Does the description disclose side effects, auth requirements, rate limits, or destructive behavior?

Discloses read-only nature, paginated return with hasMore flag, and no side effects. With no annotations, the description fully covers behavioral traits.

Agents need to know what a tool does to the world before calling it. Descriptions should go beyond structured annotations to explain consequences.

Conciseness5/5

Is the description appropriately sized, front-loaded, and free of redundancy?

Every sentence adds value: purpose, usage, filtering, comparison, read-only, return format. No wasted words, front-loaded with key info.

Shorter descriptions cost fewer tokens and are easier for agents to parse. Every sentence should earn its place.

Completeness5/5

Given the tool's complexity, does the description cover enough for an agent to succeed on first attempt?

Despite no output schema, description covers return format (paginated JSON with hasMore). With 5 parameters and 1 required, the description provides sufficient context for an agent to use correctly.

Complex tools with many parameters or behaviors need more documentation. Simple tools need less. This dimension scales expectations accordingly.

Parameters4/5

Does the description clarify parameter syntax, constraints, interactions, or defaults beyond what the schema provides?

All 5 parameters have schema descriptions (100% coverage). The description adds context by grouping filters (competitor, category) and listing example categories, adding value beyond schema.

Input schemas describe structure but not intent. Descriptions should explain non-obvious parameter relationships and valid value ranges.

Purpose5/5

Does the description clearly state what the tool does and how it differs from similar tools?

Specific verb 'get' and resource 'content changelog' with clear output: new, removed, moved URLs. Distinguishes from sibling get_content_dashboard (current state) and get_content_history (full runs).

Agents choose between tools based on descriptions.
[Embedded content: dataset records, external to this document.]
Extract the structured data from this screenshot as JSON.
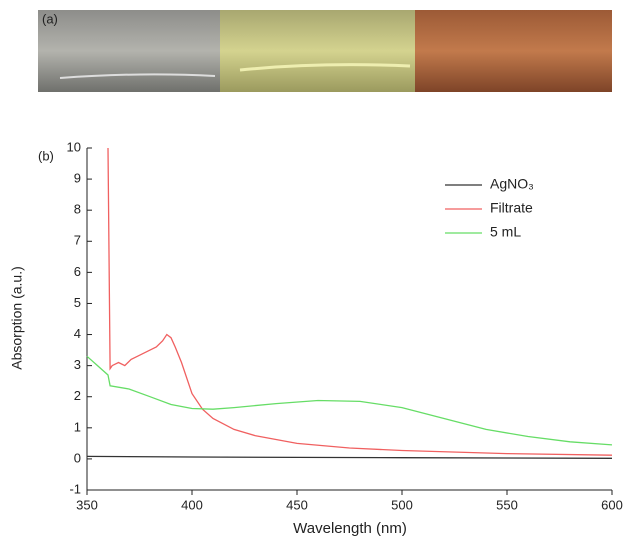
{
  "chart_data": {
    "type": "line",
    "annotations": [
      "(a)",
      "(b)"
    ],
    "x_label": "Wavelength (nm)",
    "y_label": "Absorption (a.u.)",
    "xlim": [
      350,
      600
    ],
    "xticks": [
      350,
      400,
      450,
      500,
      550,
      600
    ],
    "ylim": [
      -1,
      10
    ],
    "yticks": [
      -1,
      0,
      1,
      2,
      3,
      4,
      5,
      6,
      7,
      8,
      9,
      10
    ],
    "legend": "upper-right",
    "series": [
      {
        "name": "AgNO₃",
        "color": "#333333",
        "x": [
          350,
          400,
          450,
          500,
          550,
          600
        ],
        "values": [
          0.08,
          0.06,
          0.05,
          0.04,
          0.03,
          0.02
        ]
      },
      {
        "name": "Filtrate",
        "color": "#f06060",
        "x": [
          360,
          361,
          362,
          365,
          368,
          371,
          374,
          377,
          380,
          383,
          386,
          388,
          390,
          392,
          395,
          400,
          405,
          410,
          420,
          430,
          450,
          475,
          500,
          550,
          600
        ],
        "values": [
          10,
          2.9,
          3.0,
          3.1,
          3.0,
          3.2,
          3.3,
          3.4,
          3.5,
          3.6,
          3.8,
          4.0,
          3.9,
          3.6,
          3.1,
          2.1,
          1.6,
          1.3,
          0.95,
          0.75,
          0.5,
          0.35,
          0.27,
          0.17,
          0.12
        ]
      },
      {
        "name": "5 mL",
        "color": "#66dd66",
        "x": [
          350,
          355,
          360,
          361,
          370,
          380,
          390,
          400,
          410,
          420,
          440,
          460,
          480,
          500,
          520,
          540,
          560,
          580,
          600
        ],
        "values": [
          3.3,
          3.0,
          2.7,
          2.35,
          2.25,
          2.0,
          1.75,
          1.62,
          1.6,
          1.65,
          1.78,
          1.88,
          1.85,
          1.65,
          1.3,
          0.95,
          0.72,
          0.55,
          0.45
        ]
      }
    ]
  }
}
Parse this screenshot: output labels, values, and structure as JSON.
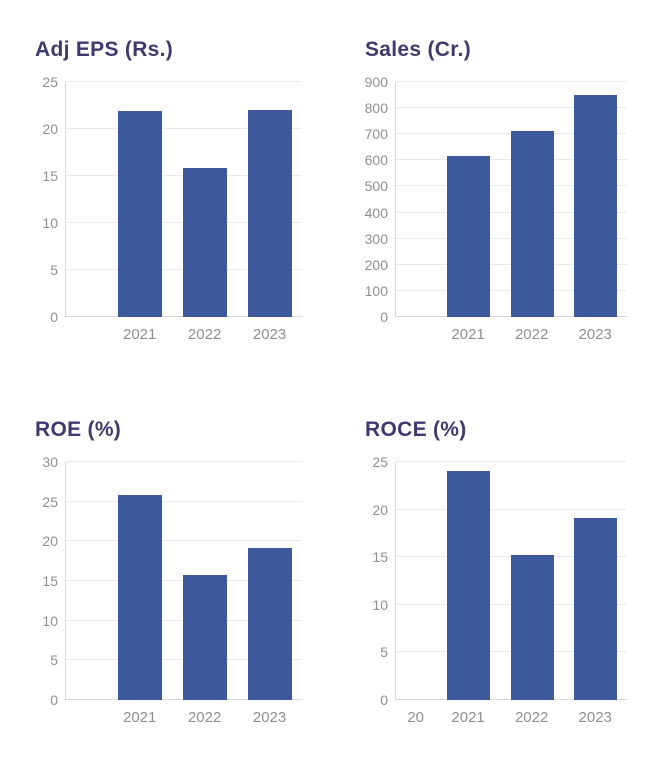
{
  "colors": {
    "bar": "#3c5a9b",
    "title": "#3e3a6e",
    "tick": "#8f8f8f",
    "grid": "#e9e9e9",
    "axis": "#d7d7d7",
    "background": "#ffffff"
  },
  "chart_data": [
    {
      "type": "bar",
      "title": "Adj EPS (Rs.)",
      "categories": [
        "",
        "2021",
        "2022",
        "2023"
      ],
      "values": [
        null,
        21.9,
        15.9,
        22.0
      ],
      "xlabel": "",
      "ylabel": "",
      "ylim": [
        0,
        25
      ],
      "yticks": [
        0,
        5,
        10,
        15,
        20,
        25
      ],
      "grid": true,
      "legend": "none"
    },
    {
      "type": "bar",
      "title": "Sales (Cr.)",
      "categories": [
        "",
        "2021",
        "2022",
        "2023"
      ],
      "values": [
        null,
        615,
        712,
        850
      ],
      "xlabel": "",
      "ylabel": "",
      "ylim": [
        0,
        900
      ],
      "yticks": [
        0,
        100,
        200,
        300,
        400,
        500,
        600,
        700,
        800,
        900
      ],
      "grid": true,
      "legend": "none"
    },
    {
      "type": "bar",
      "title": "ROE (%)",
      "categories": [
        "",
        "2021",
        "2022",
        "2023"
      ],
      "values": [
        null,
        25.8,
        15.8,
        19.2
      ],
      "xlabel": "",
      "ylabel": "",
      "ylim": [
        0,
        30
      ],
      "yticks": [
        0,
        5,
        10,
        15,
        20,
        25,
        30
      ],
      "grid": true,
      "legend": "none"
    },
    {
      "type": "bar",
      "title": "ROCE (%)",
      "categories": [
        "20",
        "2021",
        "2022",
        "2023"
      ],
      "values": [
        null,
        24.1,
        15.2,
        19.1
      ],
      "xlabel": "",
      "ylabel": "",
      "ylim": [
        0,
        25
      ],
      "yticks": [
        0,
        5,
        10,
        15,
        20,
        25
      ],
      "grid": true,
      "legend": "none"
    }
  ]
}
A clear purpose with a specific verb and resource helps agents select the right tool.

Usage Guidelines5/5

Does the description explain when to use this tool, when not to, or what alternatives exist?

Explicitly states when to use ('only need to know what changed'), when not to ('instead of comparing full runs'), and names alternative tool (get_content_dashboard). Also mentions filtering options.

Agents often have multiple tools that could apply. Explicit usage guidance like "use X instead of Y when Z" prevents misuse.